Al final, se dijo: “Estoy condenado a mí propia inmortalidad por muchos años más”. Apagó la vela. Arrancó el Cristo de la pared y lo arrojó a la basura. Se desnudó y se acostó sin ropa con el único anhelo de volver a sentir la pesadilla. Aquella donde finalmente tuviera la certeza de estar muerto.
COMO SI FUERA…
El crimen se ejecutó a la hora exacta, el día preciso. El sicario sonrió cuando disparó el único tiro, el cual fue calculado con la maestría de un verdadero asesino.
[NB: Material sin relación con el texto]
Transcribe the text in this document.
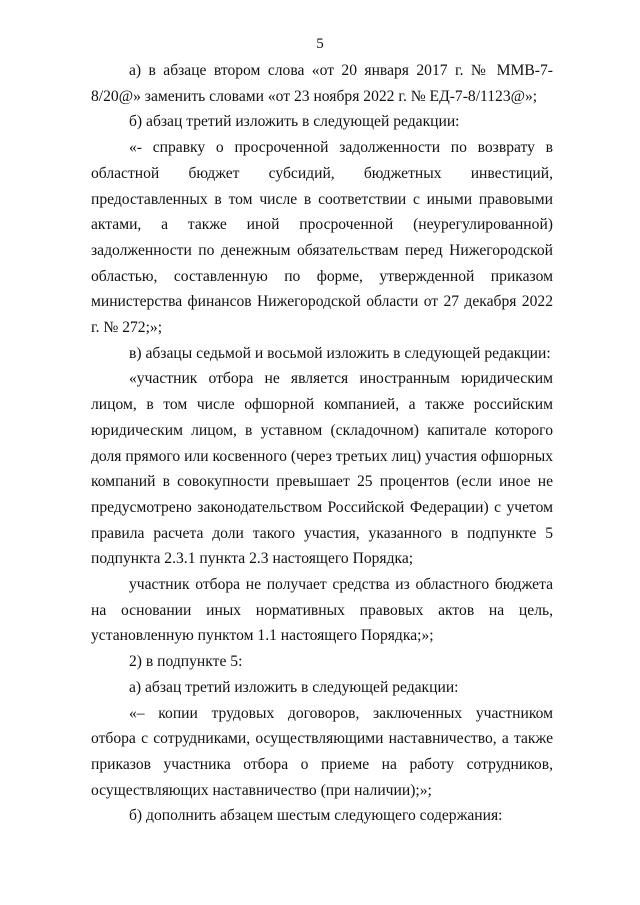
5

а) в абзаце втором слова «от 20 января 2017 г. № ММВ-7-8/20@» заменить словами «от 23 ноября 2022 г. № ЕД-7-8/1123@»;

б) абзац третий изложить в следующей редакции:

«- справку о просроченной задолженности по возврату в областной бюджет субсидий, бюджетных инвестиций, предоставленных в том числе в соответствии с иными правовыми актами, а также иной просроченной (неурегулированной) задолженности по денежным обязательствам перед Нижегородской областью, составленную по форме, утвержденной приказом министерства финансов Нижегородской области от 27 декабря 2022 г. № 272;»;

в) абзацы седьмой и восьмой изложить в следующей редакции:

«участник отбора не является иностранным юридическим лицом, в том числе офшорной компанией, а также российским юридическим лицом, в уставном (складочном) капитале которого доля прямого или косвенного (через третьих лиц) участия офшорных компаний в совокупности превышает 25 процентов (если иное не предусмотрено законодательством Российской Федерации) с учетом правила расчета доли такого участия, указанного в подпункте 5 подпункта 2.3.1 пункта 2.3 настоящего Порядка;

участник отбора не получает средства из областного бюджета на основании иных нормативных правовых актов на цель, установленную пунктом 1.1 настоящего Порядка;»;

2) в подпункте 5:

а) абзац третий изложить в следующей редакции:

«– копии трудовых договоров, заключенных участником отбора с сотрудниками, осуществляющими наставничество, а также приказов участника отбора о приеме на работу сотрудников, осуществляющих наставничество (при наличии);»;

б) дополнить абзацем шестым следующего содержания:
El autor intelectual de este asesinato fue informado por el propio ejecutor. Desde lugares distantes ambos bandidos brindaron entre sí. Ante el roce de las copas pedazos de cristal cayeron en los pisos. Una gota de licor rodó de Este a Oeste, mientras otra gota se deslizó desde el Oeste al Este, hasta encontrarse y formar una lágrima, como si fuera de la madre del occiso.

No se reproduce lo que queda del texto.